Bei der anschließenden Eröffnungsfeier der Casa Alta als Besucherzentrum kam außerdem ein heikles Thema auf, bei dem sich schon seit Jahrzehnten die Geister scheiden. Die Ausstellung widmete sich zwei wesentlichen Bereichen, nämlich zum einen der archäologischen Fundstätte im Naturdenkmal des Berges Tindaya und seiner Umgebung sowie zum anderen dem umstrittenen Großprojekt des bekannten baskischen Bildhauers Eduardo Chillida. Im Hauptsaal des neuen Besucherzentrums können die sogenannten „podoformos“, also alte Steingravuren der kanarischen Ureinwohner im Berg von Tindaya bestaunt werden. Man sagt, dass diese Petroglyphen, die Abbildungen von menschlichen Füßen zeigen, zum Schutz vor bösen Geistern in den Berg gemeißelt wurden.

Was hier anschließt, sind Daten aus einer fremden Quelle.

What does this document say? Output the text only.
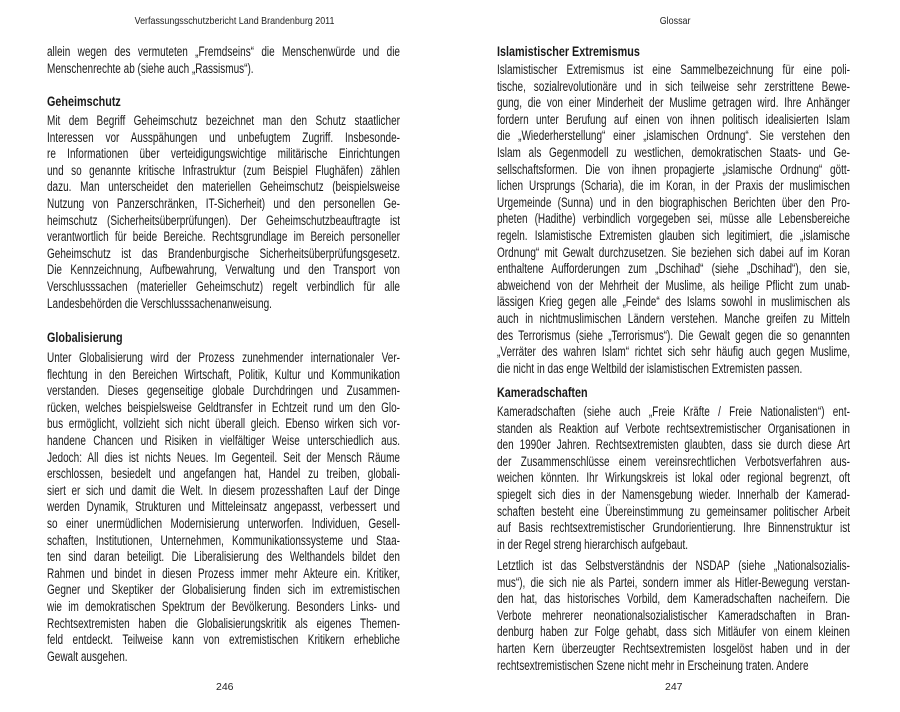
Verfassungsschutzbericht Land Brandenburg 2011
246
allein wegen des vermuteten „Fremdseins“ die Menschenwürde und die
Menschenrechte ab (siehe auch „Rassismus“).
Geheimschutz
Mit dem Begriff Geheimschutz bezeichnet man den Schutz staatlicher
Interessen vor Ausspähungen und unbefugtem Zugriff. Insbesonde-
re Informationen über verteidigungswichtige militärische Einrichtungen
und so genannte kritische Infrastruktur (zum Beispiel Flughäfen) zählen
dazu. Man unterscheidet den materiellen Geheimschutz (beispielsweise
Nutzung von Panzerschränken, IT-Sicherheit) und den personellen Ge-
heimschutz (Sicherheitsüberprüfungen). Der Geheimschutzbeauftragte ist
verantwortlich für beide Bereiche. Rechtsgrundlage im Bereich personeller
Geheimschutz ist das Brandenburgische Sicherheitsüberprüfungsgesetz.
Die Kennzeichnung, Aufbewahrung, Verwaltung und den Transport von
Verschlusssachen (materieller Geheimschutz) regelt verbindlich für alle
Landesbehörden die Verschlusssachenanweisung.
Globalisierung
Unter Globalisierung wird der Prozess zunehmender internationaler Ver-
flechtung in den Bereichen Wirtschaft, Politik, Kultur und Kommunikation
verstanden. Dieses gegenseitige globale Durchdringen und Zusammen-
rücken, welches beispielsweise Geldtransfer in Echtzeit rund um den Glo-
bus ermöglicht, vollzieht sich nicht überall gleich. Ebenso wirken sich vor-
handene Chancen und Risiken in vielfältiger Weise unterschiedlich aus.
Jedoch: All dies ist nichts Neues. Im Gegenteil. Seit der Mensch Räume
erschlossen, besiedelt und angefangen hat, Handel zu treiben, globali-
siert er sich und damit die Welt. In diesem prozesshaften Lauf der Dinge
werden Dynamik, Strukturen und Mitteleinsatz angepasst, verbessert und
so einer unermüdlichen Modernisierung unterworfen. Individuen, Gesell-
schaften, Institutionen, Unternehmen, Kommunikationssysteme und Staa-
ten sind daran beteiligt. Die Liberalisierung des Welthandels bildet den
Rahmen und bindet in diesen Prozess immer mehr Akteure ein. Kritiker,
Gegner und Skeptiker der Globalisierung finden sich im extremistischen
wie im demokratischen Spektrum der Bevölkerung. Besonders Links- und
Rechtsextremisten haben die Globalisierungskritik als eigenes Themen-
feld entdeckt. Teilweise kann von extremistischen Kritikern erhebliche
Gewalt ausgehen.
Glossar
247
Islamistischer Extremismus
Islamistischer Extremismus ist eine Sammelbezeichnung für eine poli-
tische, sozialrevolutionäre und in sich teilweise sehr zerstrittene Bewe-
gung, die von einer Minderheit der Muslime getragen wird. Ihre Anhänger
fordern unter Berufung auf einen von ihnen politisch idealisierten Islam
die „Wiederherstellung“ einer „islamischen Ordnung“. Sie verstehen den
Islam als Gegenmodell zu westlichen, demokratischen Staats- und Ge-
sellschaftsformen. Die von ihnen propagierte „islamische Ordnung“ gött-
lichen Ursprungs (Scharia), die im Koran, in der Praxis der muslimischen
Urgemeinde (Sunna) und in den biographischen Berichten über den Pro-
pheten (Hadithe) verbindlich vorgegeben sei, müsse alle Lebensbereiche
regeln. Islamistische Extremisten glauben sich legitimiert, die „islamische
Ordnung“ mit Gewalt durchzusetzen. Sie beziehen sich dabei auf im Koran
enthaltene Aufforderungen zum „Dschihad“ (siehe „Dschihad“), den sie,
abweichend von der Mehrheit der Muslime, als heilige Pflicht zum unab-
lässigen Krieg gegen alle „Feinde“ des Islams sowohl in muslimischen als
auch in nichtmuslimischen Ländern verstehen. Manche greifen zu Mitteln
des Terrorismus (siehe „Terrorismus“). Die Gewalt gegen die so genannten
„Verräter des wahren Islam“ richtet sich sehr häufig auch gegen Muslime,
die nicht in das enge Weltbild der islamistischen Extremisten passen.
Kameradschaften
Kameradschaften (siehe auch „Freie Kräfte / Freie Nationalisten“) ent-
standen als Reaktion auf Verbote rechtsextremistischer Organisationen in
den 1990er Jahren. Rechtsextremisten glaubten, dass sie durch diese Art
der Zusammenschlüsse einem vereinsrechtlichen Verbotsverfahren aus-
weichen könnten. Ihr Wirkungskreis ist lokal oder regional begrenzt, oft
spiegelt sich dies in der Namensgebung wieder. Innerhalb der Kamerad-
schaften besteht eine Übereinstimmung zu gemeinsamer politischer Arbeit
auf Basis rechtsextremistischer Grundorientierung. Ihre Binnenstruktur ist
in der Regel streng hierarchisch aufgebaut.
Letztlich ist das Selbstverständnis der NSDAP (siehe „Nationalsozialis-
mus“), die sich nie als Partei, sondern immer als Hitler-Bewegung verstan-
den hat, das historisches Vorbild, dem Kameradschaften nacheifern. Die
Verbote mehrerer neonationalsozialistischer Kameradschaften in Bran-
denburg haben zur Folge gehabt, dass sich Mitläufer von einem kleinen
harten Kern überzeugter Rechtsextremisten losgelöst haben und in der
rechtsextremistischen Szene nicht mehr in Erscheinung traten. Andere
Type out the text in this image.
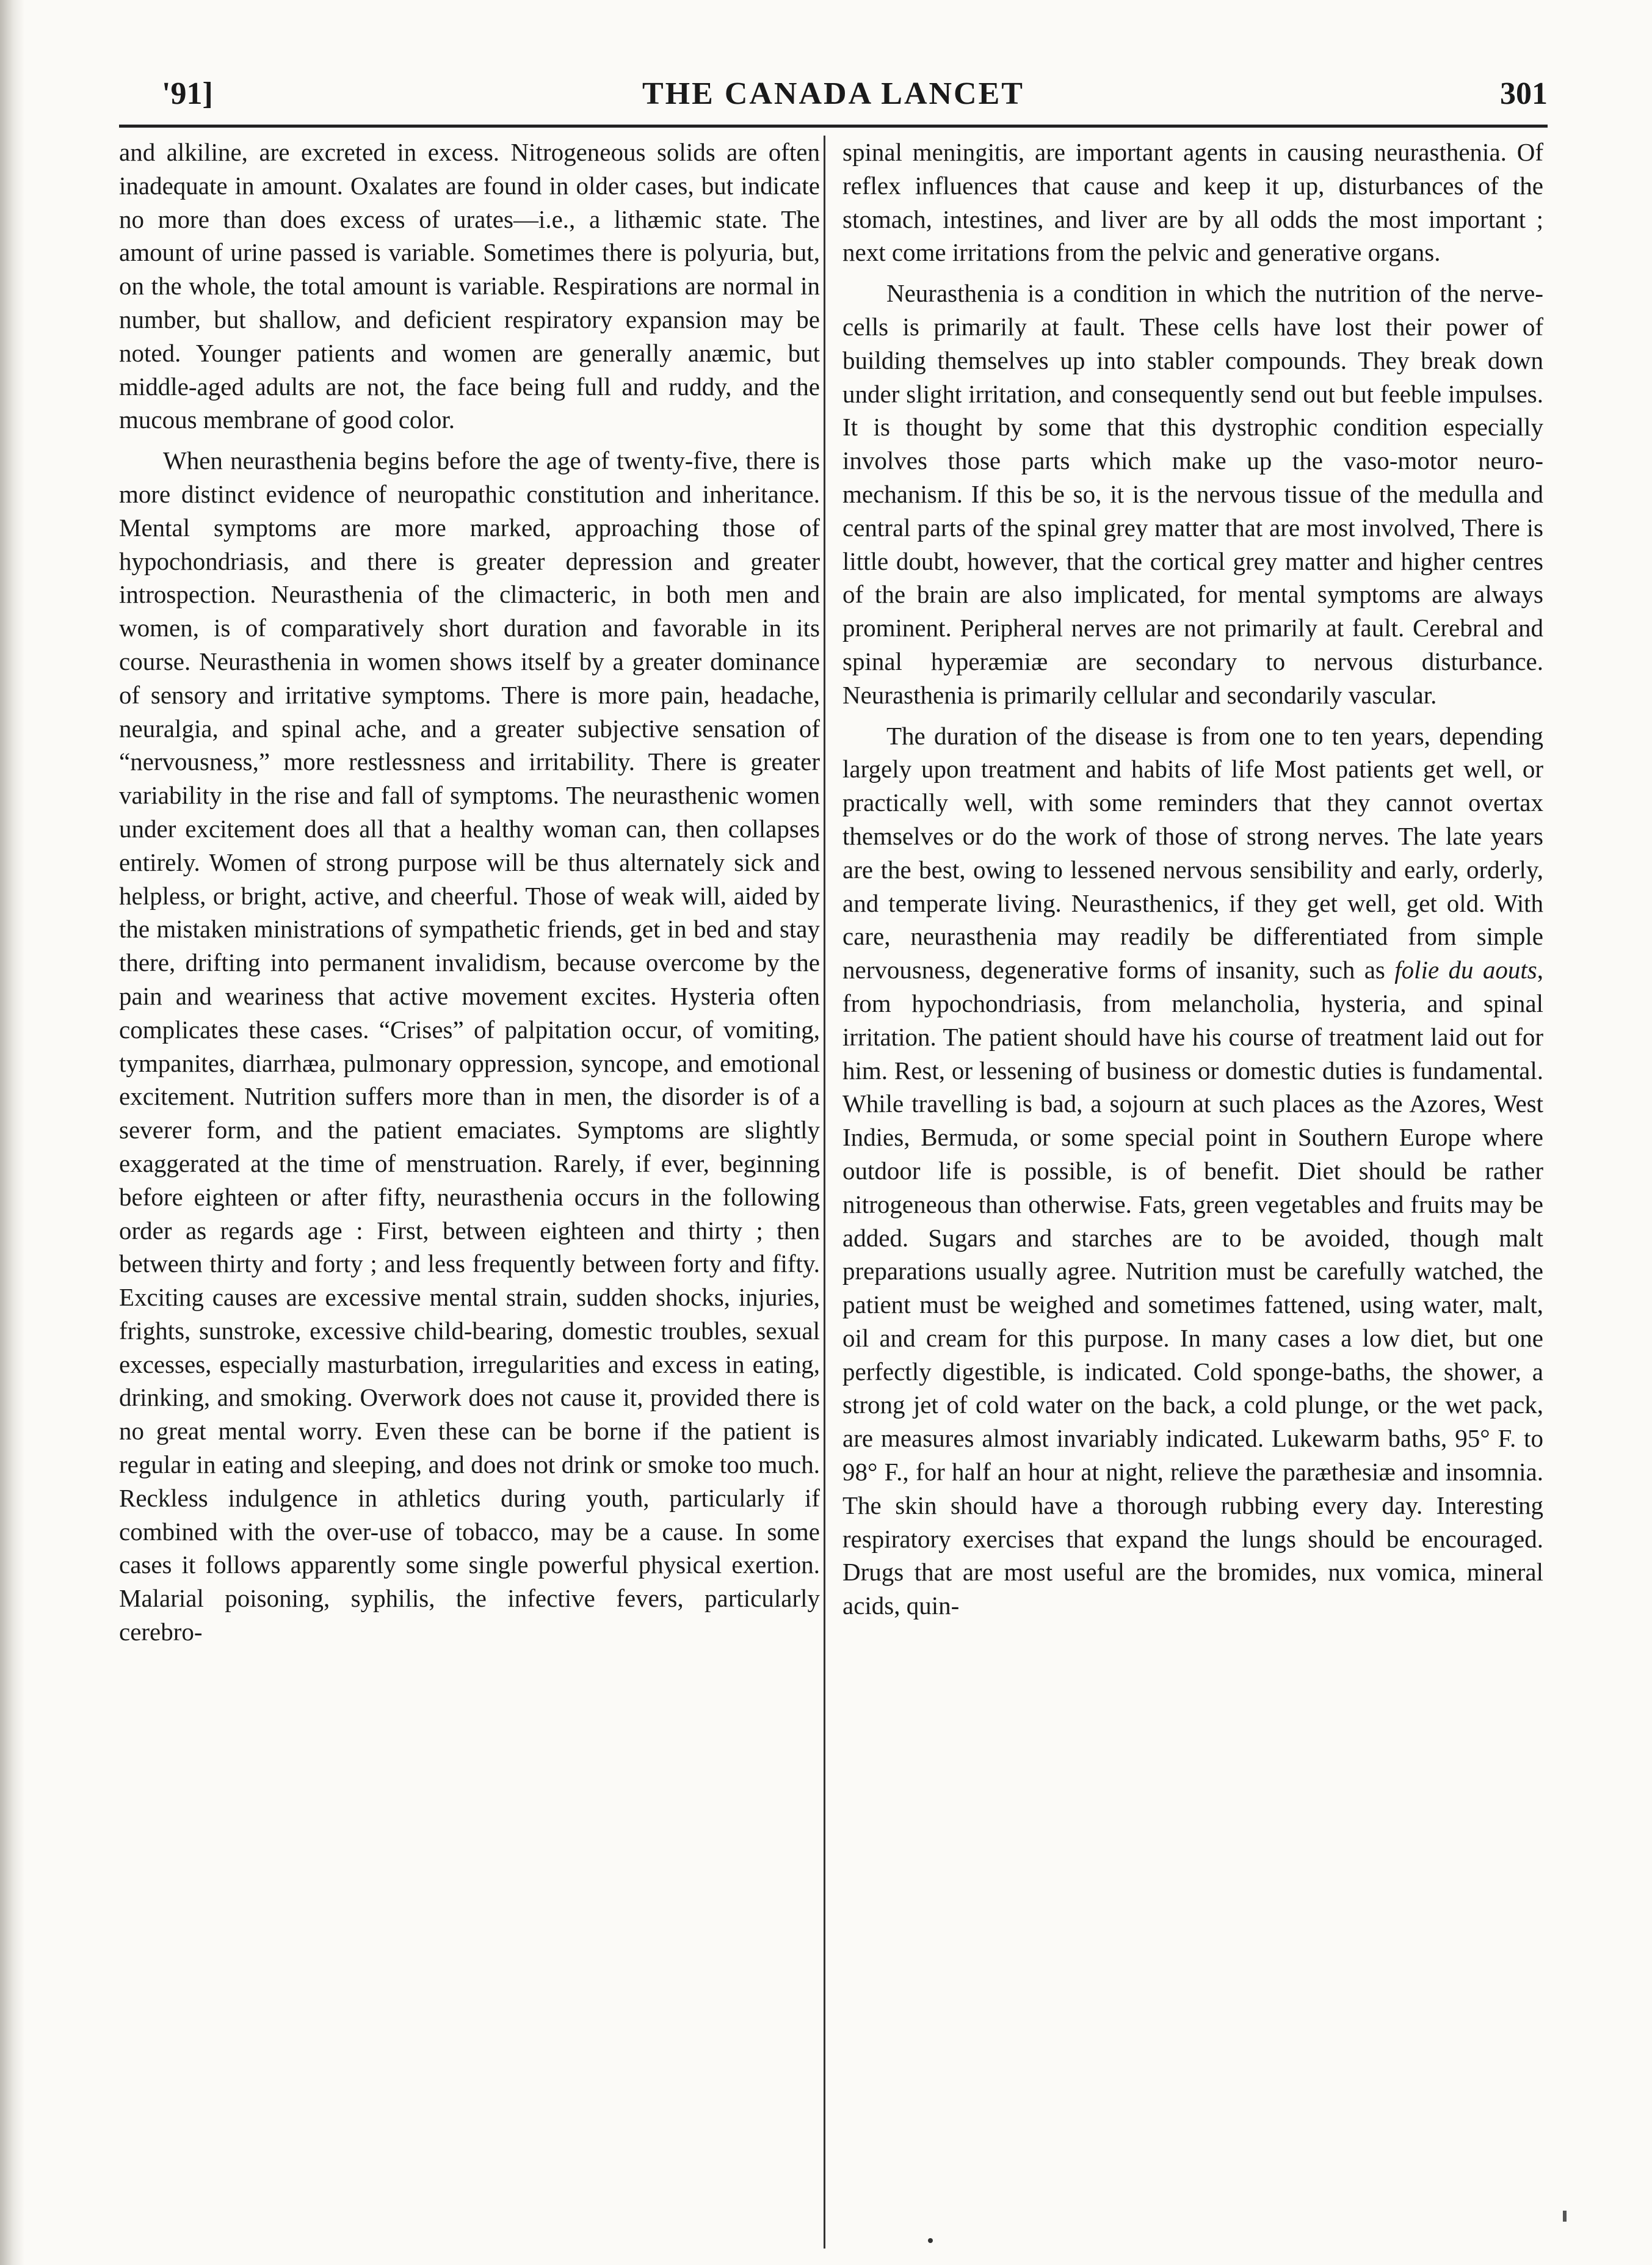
'91]	THE CANADA LANCET	301

and alkiline, are excreted in excess. Nitrogeneous solids are often inadequate in amount. Oxalates are found in older cases, but indicate no more than does excess of urates—i.e., a lithæmic state. The amount of urine passed is variable. Sometimes there is polyuria, but, on the whole, the total amount is variable. Respirations are normal in number, but shallow, and deficient respiratory expansion may be noted. Younger patients and women are generally anæmic, but middle-aged adults are not, the face being full and ruddy, and the mucous membrane of good color.

When neurasthenia begins before the age of twenty-five, there is more distinct evidence of neuropathic constitution and inheritance. Mental symptoms are more marked, approaching those of hypochondriasis, and there is greater depression and greater introspection. Neurasthenia of the climacteric, in both men and women, is of comparatively short duration and favorable in its course. Neurasthenia in women shows itself by a greater dominance of sensory and irritative symptoms. There is more pain, headache, neuralgia, and spinal ache, and a greater subjective sensation of “nervousness,” more restlessness and irritability. There is greater variability in the rise and fall of symptoms. The neurasthenic women under excitement does all that a healthy woman can, then collapses entirely. Women of strong purpose will be thus alternately sick and helpless, or bright, active, and cheerful. Those of weak will, aided by the mistaken ministrations of sympathetic friends, get in bed and stay there, drifting into permanent invalidism, because overcome by the pain and weariness that active movement excites. Hysteria often complicates these cases. “Crises” of palpitation occur, of vomiting, tympanites, diarrhæa, pulmonary oppression, syncope, and emotional excitement. Nutrition suffers more than in men, the disorder is of a severer form, and the patient emaciates. Symptoms are slightly exaggerated at the time of menstruation. Rarely, if ever, beginning before eighteen or after fifty, neurasthenia occurs in the following order as regards age : First, between eighteen and thirty ; then between thirty and forty ; and less frequently between forty and fifty. Exciting causes are excessive mental strain, sudden shocks, injuries, frights, sunstroke, excessive child-bearing, domestic troubles, sexual excesses, especially masturbation, irregularities and excess in eating, drinking, and smoking. Overwork does not cause it, provided there is no great mental worry. Even these can be borne if the patient is regular in eating and sleeping, and does not drink or smoke too much. Reckless indulgence in athletics during youth, particularly if combined with the over-use of tobacco, may be a cause. In some cases it follows apparently some single powerful physical exertion. Malarial poisoning, syphilis, the infective fevers, particularly cerebro-

spinal meningitis, are important agents in causing neurasthenia. Of reflex influences that cause and keep it up, disturbances of the stomach, intestines, and liver are by all odds the most important ; next come irritations from the pelvic and generative organs.

Neurasthenia is a condition in which the nutrition of the nerve-cells is primarily at fault. These cells have lost their power of building themselves up into stabler compounds. They break down under slight irritation, and consequently send out but feeble impulses. It is thought by some that this dystrophic condition especially involves those parts which make up the vaso-motor neuro-mechanism. If this be so, it is the nervous tissue of the medulla and central parts of the spinal grey matter that are most involved, There is little doubt, however, that the cortical grey matter and higher centres of the brain are also implicated, for mental symptoms are always prominent. Peripheral nerves are not primarily at fault. Cerebral and spinal hyperæmiæ are secondary to nervous disturbance. Neurasthenia is primarily cellular and secondarily vascular.

The duration of the disease is from one to ten years, depending largely upon treatment and habits of life Most patients get well, or practically well, with some reminders that they cannot overtax themselves or do the work of those of strong nerves. The late years are the best, owing to lessened nervous sensibility and early, orderly, and temperate living. Neurasthenics, if they get well, get old. With care, neurasthenia may readily be differentiated from simple nervousness, degenerative forms of insanity, such as folie du aouts, from hypochondriasis, from melancholia, hysteria, and spinal irritation. The patient should have his course of treatment laid out for him. Rest, or lessening of business or domestic duties is fundamental. While travelling is bad, a sojourn at such places as the Azores, West Indies, Bermuda, or some special point in Southern Europe where outdoor life is possible, is of benefit. Diet should be rather nitrogeneous than otherwise. Fats, green vegetables and fruits may be added. Sugars and starches are to be avoided, though malt preparations usually agree. Nutrition must be carefully watched, the patient must be weighed and sometimes fattened, using water, malt, oil and cream for this purpose. In many cases a low diet, but one perfectly digestible, is indicated. Cold sponge-baths, the shower, a strong jet of cold water on the back, a cold plunge, or the wet pack, are measures almost invariably indicated. Lukewarm baths, 95° F. to 98° F., for half an hour at night, relieve the paræthesiæ and insomnia. The skin should have a thorough rubbing every day. Interesting respiratory exercises that expand the lungs should be encouraged. Drugs that are most useful are the bromides, nux vomica, mineral acids, quin-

Hauptaugenmerk der gehaltenen Ansprachen lag dabei eindeutig auf der scheinbar problemlosen Vereinbarkeit der archäologischen und kulturellen Werte des „heiligen“ Berges mit einem spektakulären Kunstprojekt, das schon vor vielen Jahren für heftige Diskussionen sorgte. Bereits gegen Mitte der 80er-Jahre sprach der mehrfach preisgekrönte Bildhauer Chillida von seinem Traum, einen echten Berg auszuhöhlen und durch das geschickte Zusammenspiel von Lichtquellen, die aus unterschiedlich ausgerichteten Schächten des Berges kommen, im Inneren einen einzigartigen und mystischen Raum zu schaffen. Als der so sagenumworbene Berg von Tindaya für sein einmaliges „Museum der Leere“ perfekt zu sein schien, brachten Inselbewohner, Umweltschützer und anfänglich auch Inselpolitiker teils heftigen Widerspruch gegen das Projekt auf, das in ihren Augen ein unter Naturschutz stehendes Denkmal zerstören würde. Kurz vor dem Tod des Künstlers zeigten die Politiker der Insel zunehmend größeres Interesse an der geplanten Großskulptur und gaben schließlich sogar ihre offizielle Zustimmung, woraufhin Millionenbeträge für geologische Untersuchungen zur Verfügung gestellt wurden, um herauszufinden, ob die Morphologie des Berges überhaupt für ein solches Vorhaben geeignet ist. Bis heute ist unklar, wo das viele Geld letztendlich hineingeflossen ist, da die Bauarbeiten offensichtlich bis heute nicht begonnen wurden. Es kam sogar zu polizeilichen Ermittlungen, oft fielen auch die Begriffe Veruntreuung und Korruption. Viele Jahre sind seitdem vergangen, geändert hat sich jedoch so gut wie nichts. Befürworter setzen sich ebenso vehement für das Chillida-Projekt ein, wie Gegner versuchen, es zu stoppen. Nach der Einweihung der Casa Alta und der damit verbundenen Anpreisungen des Projekts seitens des Cabildo schlossen sich zahlreiche soziale Gruppen, Umweltschützer und Gewerkschaften der Insel zu einer Volksversammlung zusammen, um ihre Ablehnung gegen eine Aushöhlung des Berges offen zu demonstrieren. Ebenfalls in der Hoffnung, das Projekt stoppen zu können, wurden kürzlich außerdem bis zu 7000 Unterschriften gesammelt und der kanarischen Regierung vorgelegt.